Potassium isotopes as a tracer of hydrothermal alteration in ore systems

Hydrothermal alteration is crucial in the formation of many ore deposits, with potassium (K) mobilization and cycling being prevalent. Potassic metasomatism of wall rocks generally forms K-bearing minerals, such as hydrothermal feldspar and mica. However, determining the source and redistribution of K (and other elements transported by the same fluid) in hydrothermal systems is challenging. K isotopes offer a potential solution to this problem. This study presents new K isotope data from two K-rich alteration assemblages — K-feldspar and sericite-quartz-pyrite — in the Jiaodong gold province of China. The data covers a compositional range from unaltered granites to syn-magmatic potassic alteration (formation of K-feldspar) and post-magmatic syn-mineralization phyllic alteration (formation of sericite). Potassic alteration in granite correlates with significant K addition, whereas phyllic alteration of earlier phases of magmatic and hydrothermal K-feldspar resulted in K loss. K-feldspar altered granites display similar δ⁴¹K values (–0.55 to –0.42 ‰ for whole-rocks and –0.56 to –0.48 ‰ for K-feldspar separates) as unaltered granite (–0.52 to –0.47 ‰). The narrow δ⁴¹K range suggests that magmatic fluid exsolution and magmatic-hydrothermal alteration have a minor effect on δ⁴¹K of the altered rock. Phyllic alteration of K-feldspar altered precursor rock leads to K loss and elevated δ⁴¹K values ranging from –0.36 to –0.19 ‰ for whole-rocks and –0.34 to –0.17 ‰ for sericite mineral separates.
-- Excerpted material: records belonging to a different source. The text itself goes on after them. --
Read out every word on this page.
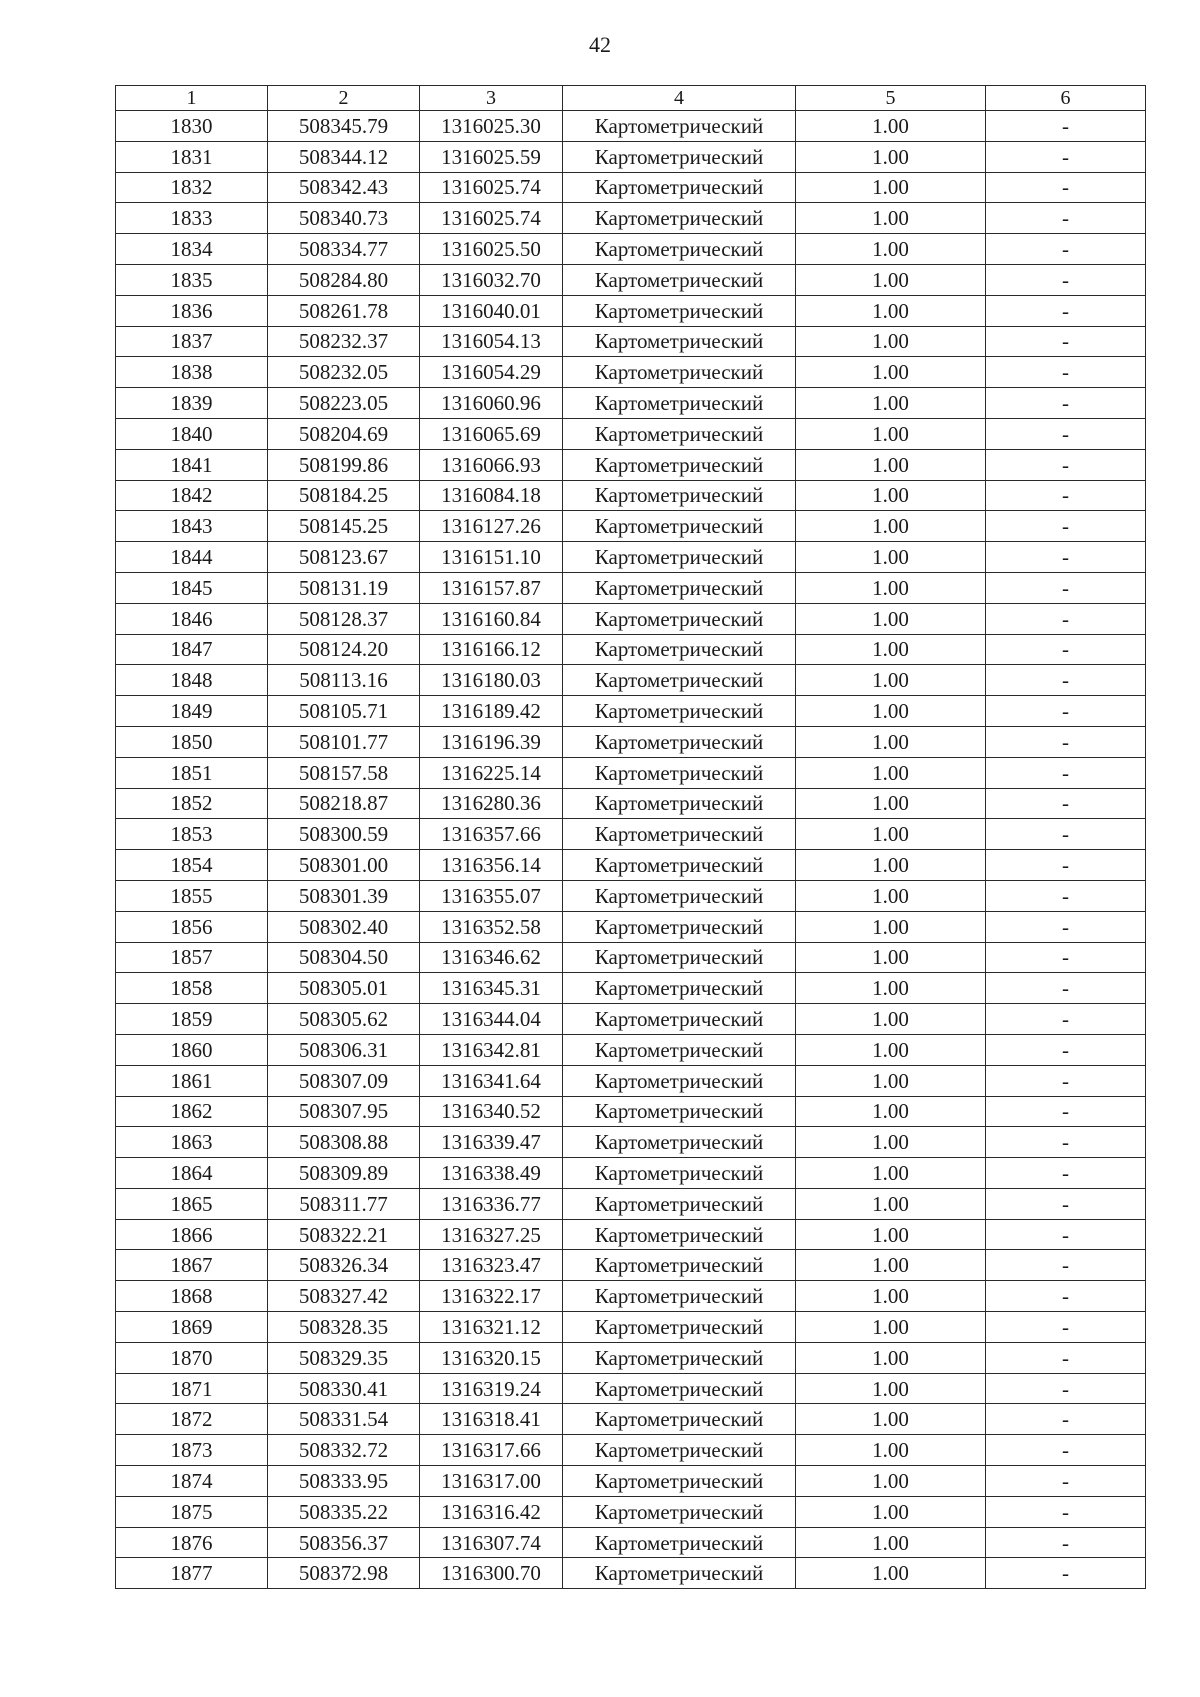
42
1	2	3	4	5	6
1830	508345.79	1316025.30	Картометрический	1.00	-
1831	508344.12	1316025.59	Картометрический	1.00	-
1832	508342.43	1316025.74	Картометрический	1.00	-
1833	508340.73	1316025.74	Картометрический	1.00	-
1834	508334.77	1316025.50	Картометрический	1.00	-
1835	508284.80	1316032.70	Картометрический	1.00	-
1836	508261.78	1316040.01	Картометрический	1.00	-
1837	508232.37	1316054.13	Картометрический	1.00	-
1838	508232.05	1316054.29	Картометрический	1.00	-
1839	508223.05	1316060.96	Картометрический	1.00	-
1840	508204.69	1316065.69	Картометрический	1.00	-
1841	508199.86	1316066.93	Картометрический	1.00	-
1842	508184.25	1316084.18	Картометрический	1.00	-
1843	508145.25	1316127.26	Картометрический	1.00	-
1844	508123.67	1316151.10	Картометрический	1.00	-
1845	508131.19	1316157.87	Картометрический	1.00	-
1846	508128.37	1316160.84	Картометрический	1.00	-
1847	508124.20	1316166.12	Картометрический	1.00	-
1848	508113.16	1316180.03	Картометрический	1.00	-
1849	508105.71	1316189.42	Картометрический	1.00	-
1850	508101.77	1316196.39	Картометрический	1.00	-
1851	508157.58	1316225.14	Картометрический	1.00	-
1852	508218.87	1316280.36	Картометрический	1.00	-
1853	508300.59	1316357.66	Картометрический	1.00	-
1854	508301.00	1316356.14	Картометрический	1.00	-
1855	508301.39	1316355.07	Картометрический	1.00	-
1856	508302.40	1316352.58	Картометрический	1.00	-
1857	508304.50	1316346.62	Картометрический	1.00	-
1858	508305.01	1316345.31	Картометрический	1.00	-
1859	508305.62	1316344.04	Картометрический	1.00	-
1860	508306.31	1316342.81	Картометрический	1.00	-
1861	508307.09	1316341.64	Картометрический	1.00	-
1862	508307.95	1316340.52	Картометрический	1.00	-
1863	508308.88	1316339.47	Картометрический	1.00	-
1864	508309.89	1316338.49	Картометрический	1.00	-
1865	508311.77	1316336.77	Картометрический	1.00	-
1866	508322.21	1316327.25	Картометрический	1.00	-
1867	508326.34	1316323.47	Картометрический	1.00	-
1868	508327.42	1316322.17	Картометрический	1.00	-
1869	508328.35	1316321.12	Картометрический	1.00	-
1870	508329.35	1316320.15	Картометрический	1.00	-
1871	508330.41	1316319.24	Картометрический	1.00	-
1872	508331.54	1316318.41	Картометрический	1.00	-
1873	508332.72	1316317.66	Картометрический	1.00	-
1874	508333.95	1316317.00	Картометрический	1.00	-
1875	508335.22	1316316.42	Картометрический	1.00	-
1876	508356.37	1316307.74	Картометрический	1.00	-
1877	508372.98	1316300.70	Картометрический	1.00	-
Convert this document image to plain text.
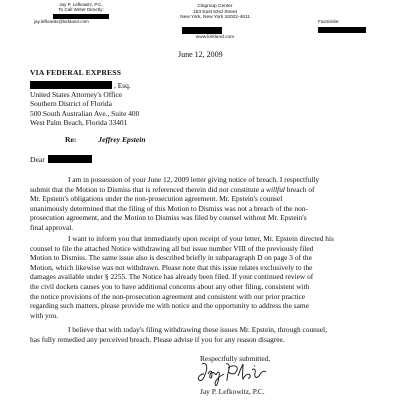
Jay P. Lefkowitz, P.C.
To Call Writer Directly:
jay.lefkowitz@kirkland.com
Citigroup Center
153 East 53rd Street
New York, New York 10022-4611
www.kirkland.com
Facsimile:
June 12, 2009
VIA FEDERAL EXPRESS
, Esq.
United States Attorney's Office
Southern District of Florida
500 South Australian Ave., Suite 400
West Palm Beach, Florida 33401
Re:	Jeffrey Epstein
Dear
I am in possession of your June 12, 2009 letter giving notice of breach. I respectfully
submit that the Motion to Dismiss that is referenced therein did not constitute a willful breach of
Mr. Epstein's obligations under the non-prosecution agreement. Mr. Epstein's counsel
unanimously determined that the filing of this Motion to Dismiss was not a breach of the non-
prosecution agreement, and the Motion to Dismiss was filed by counsel without Mr. Epstein's
final approval.
I want to inform you that immediately upon receipt of your letter, Mr. Epstein directed his
counsel to file the attached Notice withdrawing all but issue number VIII of the previously filed
Motion to Dismiss. The same issue also is described briefly in subparagraph D on page 3 of the
Motion, which likewise was not withdrawn. Please note that this issue relates exclusively to the
damages available under § 2255. The Notice has already been filed. If your continued review of
the civil dockets causes you to have additional concerns about any other filing, consistent with
the notice provisions of the non-prosecution agreement and consistent with our prior practice
regarding such matters, please provide me with notice and the opportunity to address the same
with you.
I believe that with today's filing withdrawing these issues Mr. Epstein, through counsel,
has fully remedied any perceived breach. Please advise if you for any reason disagree.
Respectfully submitted,
Jay P. Lefkowitz, P.C.
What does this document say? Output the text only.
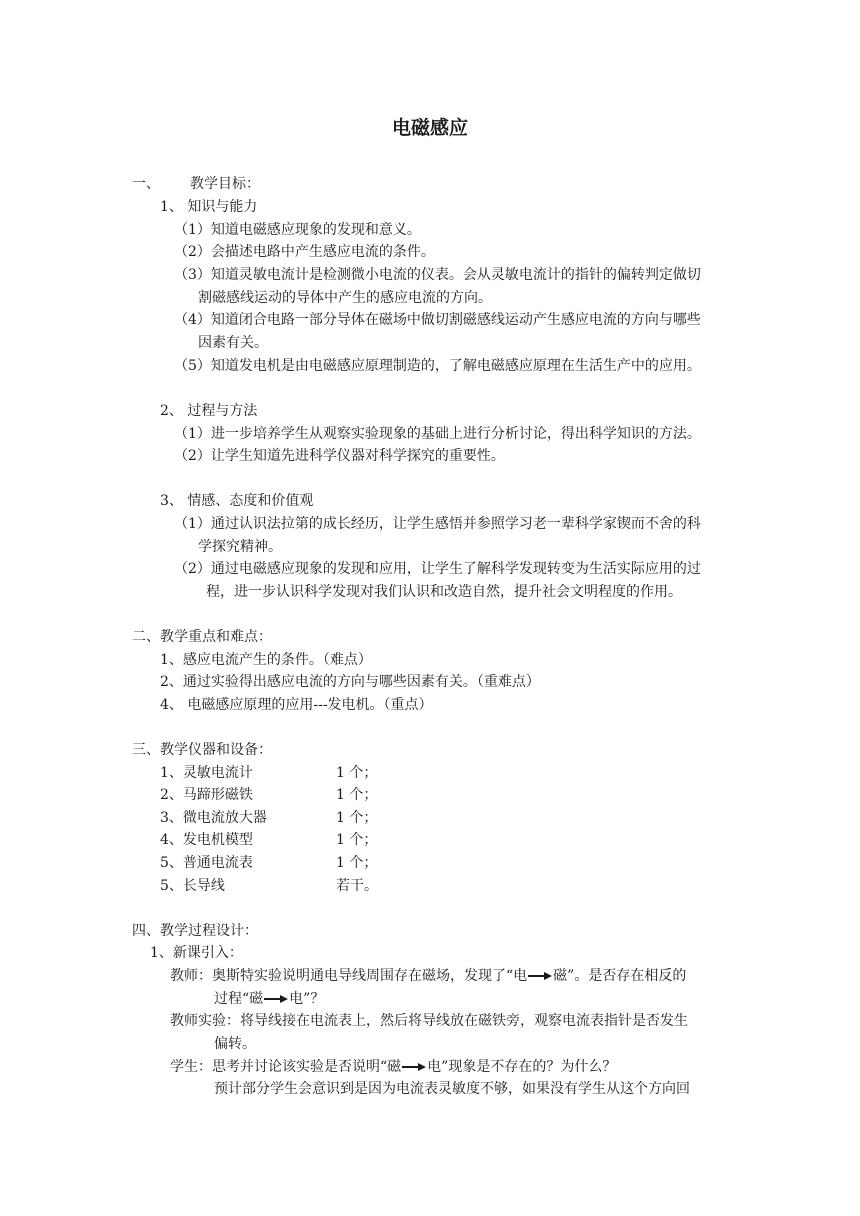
电磁感应
一、 教学目标：
1、 知识与能力
（1）知道电磁感应现象的发现和意义。
（2）会描述电路中产生感应电流的条件。
（3）知道灵敏电流计是检测微小电流的仪表。会从灵敏电流计的指针的偏转判定做切
割磁感线运动的导体中产生的感应电流的方向。
（4）知道闭合电路一部分导体在磁场中做切割磁感线运动产生感应电流的方向与哪些
因素有关。
（5）知道发电机是由电磁感应原理制造的，了解电磁感应原理在生活生产中的应用。
2、 过程与方法
（1）进一步培养学生从观察实验现象的基础上进行分析讨论，得出科学知识的方法。
（2）让学生知道先进科学仪器对科学探究的重要性。
3、 情感、态度和价值观
（1）通过认识法拉第的成长经历，让学生感悟并参照学习老一辈科学家锲而不舍的科
学探究精神。
（2）通过电磁感应现象的发现和应用，让学生了解科学发现转变为生活实际应用的过
程，进一步认识科学发现对我们认识和改造自然，提升社会文明程度的作用。
二、教学重点和难点：
1、感应电流产生的条件。（难点）
2、通过实验得出感应电流的方向与哪些因素有关。（重难点）
4、 电磁感应原理的应用---发电机。（重点）
三、教学仪器和设备：
1、灵敏电流计	1 个；
2、马蹄形磁铁	1 个；
3、微电流放大器	1 个；
4、发电机模型	1 个；
5、普通电流表	1 个；
5、长导线	若干。
四、教学过程设计：
1、新课引入：
教师：奥斯特实验说明通电导线周围存在磁场，发现了“电 磁”。是否存在相反的
过程“磁 电”？
教师实验：将导线接在电流表上，然后将导线放在磁铁旁，观察电流表指针是否发生
偏转。
学生：思考并讨论该实验是否说明“磁 电”现象是不存在的？为什么？
预计部分学生会意识到是因为电流表灵敏度不够，如果没有学生从这个方向回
As sericite preferentially incorporates ⁴¹K, sericite will have higher δ⁴¹K values than the precursor K-feldspar, whereas the fluids will have lower δ⁴¹K values. Our study demonstrates that hydrothermal alteration may affect the K isotope composition of altered rocks in several ways, contingent on the nature of the involved phases, making K isotopes a promising tool for studying hydrothermal alteration and associated mineralization.